4.1. Recytatyw ksenoglossy (spontaniczna wymowa bez zrozumienia znaczenia).
4.2. Odpowiedź ksenoglossy (wymowa ze zrozumieniem znaczenia języka obcego).

C. Rodzaje efektów terapeutycznych w medycznej percepcji pozazmysłowej:

1. Metody paradiagnostyki (diagnostyka biomagnetyczna, diagnostyka bioenergetyczna, biodiagnostyka).

1.1. Bioenergoskopia diagnostyczna (introsoryczna, intrawizja biologiczna).
1.2. Diagnostyka poprzez: aurę, obraz (opis osoby), wygląd (wizualizacja), głos, rzeczy ludzkie (przedmioty), odchylenie różdżki, drgania wahadła biologicznie czynnego, fotografię (portret), charakter pisma, oczy (irydologia, irydologia), dłonie (elementy chiromancji), widmowy sobowtór człowieka (telediagnoza) itp.

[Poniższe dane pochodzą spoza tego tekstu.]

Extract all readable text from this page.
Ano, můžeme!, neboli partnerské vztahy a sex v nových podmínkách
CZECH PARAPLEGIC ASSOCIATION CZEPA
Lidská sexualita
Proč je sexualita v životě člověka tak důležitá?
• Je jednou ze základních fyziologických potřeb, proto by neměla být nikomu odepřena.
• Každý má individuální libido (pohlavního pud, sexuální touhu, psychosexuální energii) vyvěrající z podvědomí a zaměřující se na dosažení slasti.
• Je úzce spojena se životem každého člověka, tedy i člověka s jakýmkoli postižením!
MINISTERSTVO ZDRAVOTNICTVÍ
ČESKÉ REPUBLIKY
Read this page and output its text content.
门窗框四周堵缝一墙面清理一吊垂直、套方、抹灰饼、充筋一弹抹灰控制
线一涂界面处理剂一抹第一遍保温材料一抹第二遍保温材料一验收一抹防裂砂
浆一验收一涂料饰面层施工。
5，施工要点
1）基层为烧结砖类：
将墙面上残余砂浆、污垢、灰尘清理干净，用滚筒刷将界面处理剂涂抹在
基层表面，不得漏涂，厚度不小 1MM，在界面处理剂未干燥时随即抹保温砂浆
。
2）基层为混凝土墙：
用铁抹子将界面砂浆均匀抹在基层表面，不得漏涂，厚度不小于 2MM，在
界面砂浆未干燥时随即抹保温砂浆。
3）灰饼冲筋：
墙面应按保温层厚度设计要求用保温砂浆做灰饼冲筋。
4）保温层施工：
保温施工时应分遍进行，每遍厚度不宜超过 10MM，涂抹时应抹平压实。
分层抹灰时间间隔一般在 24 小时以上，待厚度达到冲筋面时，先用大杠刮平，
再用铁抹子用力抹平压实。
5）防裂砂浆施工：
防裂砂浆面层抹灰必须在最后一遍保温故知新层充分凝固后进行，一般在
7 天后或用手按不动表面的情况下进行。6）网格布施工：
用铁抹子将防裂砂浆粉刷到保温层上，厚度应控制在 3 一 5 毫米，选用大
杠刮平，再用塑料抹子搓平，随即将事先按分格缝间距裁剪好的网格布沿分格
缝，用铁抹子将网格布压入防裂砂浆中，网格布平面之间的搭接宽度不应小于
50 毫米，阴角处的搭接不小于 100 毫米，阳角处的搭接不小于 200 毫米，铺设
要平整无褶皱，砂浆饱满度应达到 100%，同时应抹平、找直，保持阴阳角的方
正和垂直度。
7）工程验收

2. Metody leczenia zjawisk paranormalnych.

2.1. Masaż bezdotykowy.
2.2. Terapia psychoenergetyczna (sugestia psychoenergetyczna, sugestia połączona z masażem bezdotykowym).
2.3. Terapia biomikrofalowa (według metody Yu.V. Kanchzhen).
2.4. Bioenergoterapia (bioleczenie, biokorekcja, korekcja dwupolowa, pranoterapia, magnetyzm).
2.5. Chirurgia psychiczna (na przykład z uzdrowicielami).
2.6. Terapia psychorytmiczna (przy pomocy muzyki, psychofonia).
2.7. Medytacja (w tym transcendentalna).
2.8. Retrospekcja transpersonalna: regresja wieku (regresja wieku, „powrót” jednostki do poprzedniego życia), transformacja filogenetyczna („powrót” do życia przodka).
2.9. Rebirthing (odrodzenie, swobodne oddychanie, oddychanie holotropowe).
2.10. Leczenie zdalne (radiowa percepcja pozazmysłowa, w szczególności teleterapia przy pomocy fantomowego sobowtóra osoby).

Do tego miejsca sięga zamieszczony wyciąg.